Central Park ve Lincoln Towers arasında kalan 170 Amsterdam, genel mimarisi ve mimarisine yön veren taşıyıcı sistemi ile bu iki büyük şehre mal olmuş alandan tamamen ayrılan bir konut binası.
Yapının tasarımında ilk hedef aslında müşterinin bu dar inşaat alanında talep ettiği maksimize edilmiş kat kullanımı, geniş açıklıklara sahip fakat yine de enerji tasarrufu sağlayacak bir yapı elde etme fikri.
170 Amsterdam projesinin bu bağlamda taşıyıcısı tüm yapıyı dışardan taşımaya elverişli olan diagrid sistem olarak seçilmiş. Bu şekilde yapının iç mekanı tamamen kolon, kiriş vb. taşıyıcı elemanlardan arındırılabilmiş.

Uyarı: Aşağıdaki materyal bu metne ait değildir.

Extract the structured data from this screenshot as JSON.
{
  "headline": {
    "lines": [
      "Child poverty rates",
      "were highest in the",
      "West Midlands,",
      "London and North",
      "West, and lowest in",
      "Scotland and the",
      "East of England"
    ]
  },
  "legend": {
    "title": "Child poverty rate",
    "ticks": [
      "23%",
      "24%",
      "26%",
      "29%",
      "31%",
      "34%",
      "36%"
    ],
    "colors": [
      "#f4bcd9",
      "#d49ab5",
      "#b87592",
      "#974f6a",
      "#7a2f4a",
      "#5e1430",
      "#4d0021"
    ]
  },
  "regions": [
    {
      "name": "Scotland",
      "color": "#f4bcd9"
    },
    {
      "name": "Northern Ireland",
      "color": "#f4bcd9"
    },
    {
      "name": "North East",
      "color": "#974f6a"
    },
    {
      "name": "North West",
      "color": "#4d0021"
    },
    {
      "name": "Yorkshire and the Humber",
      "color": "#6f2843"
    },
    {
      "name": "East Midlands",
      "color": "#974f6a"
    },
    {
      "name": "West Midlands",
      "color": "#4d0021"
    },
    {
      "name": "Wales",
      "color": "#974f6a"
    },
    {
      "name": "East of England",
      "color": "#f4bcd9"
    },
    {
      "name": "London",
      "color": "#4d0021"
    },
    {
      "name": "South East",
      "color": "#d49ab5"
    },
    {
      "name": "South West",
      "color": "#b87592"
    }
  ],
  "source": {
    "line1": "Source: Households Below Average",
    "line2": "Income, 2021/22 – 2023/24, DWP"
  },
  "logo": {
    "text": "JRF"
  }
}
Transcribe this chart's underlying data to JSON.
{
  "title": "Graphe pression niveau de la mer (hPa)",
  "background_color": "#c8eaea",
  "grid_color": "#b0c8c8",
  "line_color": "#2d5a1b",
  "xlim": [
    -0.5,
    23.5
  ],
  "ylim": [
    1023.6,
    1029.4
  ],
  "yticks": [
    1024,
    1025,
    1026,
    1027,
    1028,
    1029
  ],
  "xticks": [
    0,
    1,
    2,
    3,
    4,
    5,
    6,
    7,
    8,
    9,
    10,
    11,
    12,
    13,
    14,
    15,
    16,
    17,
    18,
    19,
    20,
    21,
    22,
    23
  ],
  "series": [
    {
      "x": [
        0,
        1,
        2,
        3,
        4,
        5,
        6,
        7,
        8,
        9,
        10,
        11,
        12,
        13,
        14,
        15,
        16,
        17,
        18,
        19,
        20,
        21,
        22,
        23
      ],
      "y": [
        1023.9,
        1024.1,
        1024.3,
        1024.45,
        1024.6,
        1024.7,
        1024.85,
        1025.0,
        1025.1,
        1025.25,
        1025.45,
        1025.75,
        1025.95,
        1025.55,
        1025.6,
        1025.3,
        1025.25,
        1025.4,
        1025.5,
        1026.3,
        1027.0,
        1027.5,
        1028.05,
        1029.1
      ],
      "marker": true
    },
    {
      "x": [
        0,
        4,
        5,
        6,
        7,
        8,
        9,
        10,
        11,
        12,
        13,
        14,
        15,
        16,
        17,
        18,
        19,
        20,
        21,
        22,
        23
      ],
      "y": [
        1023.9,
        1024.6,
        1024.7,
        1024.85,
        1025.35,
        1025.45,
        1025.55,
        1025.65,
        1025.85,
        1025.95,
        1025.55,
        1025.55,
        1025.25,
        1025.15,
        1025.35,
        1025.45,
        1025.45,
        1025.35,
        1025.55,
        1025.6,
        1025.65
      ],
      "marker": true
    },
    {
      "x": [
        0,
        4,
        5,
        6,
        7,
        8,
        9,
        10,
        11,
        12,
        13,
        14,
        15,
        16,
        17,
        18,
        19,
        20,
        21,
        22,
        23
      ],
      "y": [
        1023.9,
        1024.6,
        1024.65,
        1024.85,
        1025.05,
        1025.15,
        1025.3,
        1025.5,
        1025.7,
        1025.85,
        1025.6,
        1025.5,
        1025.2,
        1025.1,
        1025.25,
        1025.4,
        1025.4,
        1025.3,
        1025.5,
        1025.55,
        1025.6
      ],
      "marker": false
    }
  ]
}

Yapı gözlemlendiğinde aslen diagrid taşıyıcı sistemin algılanması, cephe olarak da binaya farklılık kazandırmış. Asıl yapı cephesini kaplayan ve teras kısmında binadan taşan sistem, şehrin içinde etrafına göre küçük sayılabilecek bu yapıya fark edilebilecek hareketli bir görünüm kazandırıyor.
Dıştan taşıyıcılık sağlayan bu diagrid sistemin başka bir özelliği de geniş pencerelere sahip olan yapıya bir nevi güneş kontrol elemanı özelliği sağlaması.
Bina hacminin üstünde devam eden sistem, çatı terası için bir örtü de oluşturuyor. Teras mekanlarının daha keyifli ve nispeten dışa daha kapalı olmasını sağlayan bir özellik olarak düşünülmüş.
Dış iskelet sistem, prefabrike olan fiberglas kalıplara beton dökülmesiyle oluşturulmuş. Yuvarlak kesitli, kolonların kesiştiği yerde birbiri içinden geçen bu fiberglas kalıplar, tekrar kullanıma elverişli şekilde tasarlanmış. Bu da binanın sürdürülebilirliğine katkısı olan bir özellik.
170 Amsterdam, kullanılan beton karışımı, tekrar tekrar kullanıma elverişli taşıyıcı kalıpları, enerji tasarrufu sağlayan sistemlerin kullanımı gibi özellikleriyle LEED Standartları’nı karşılıyor.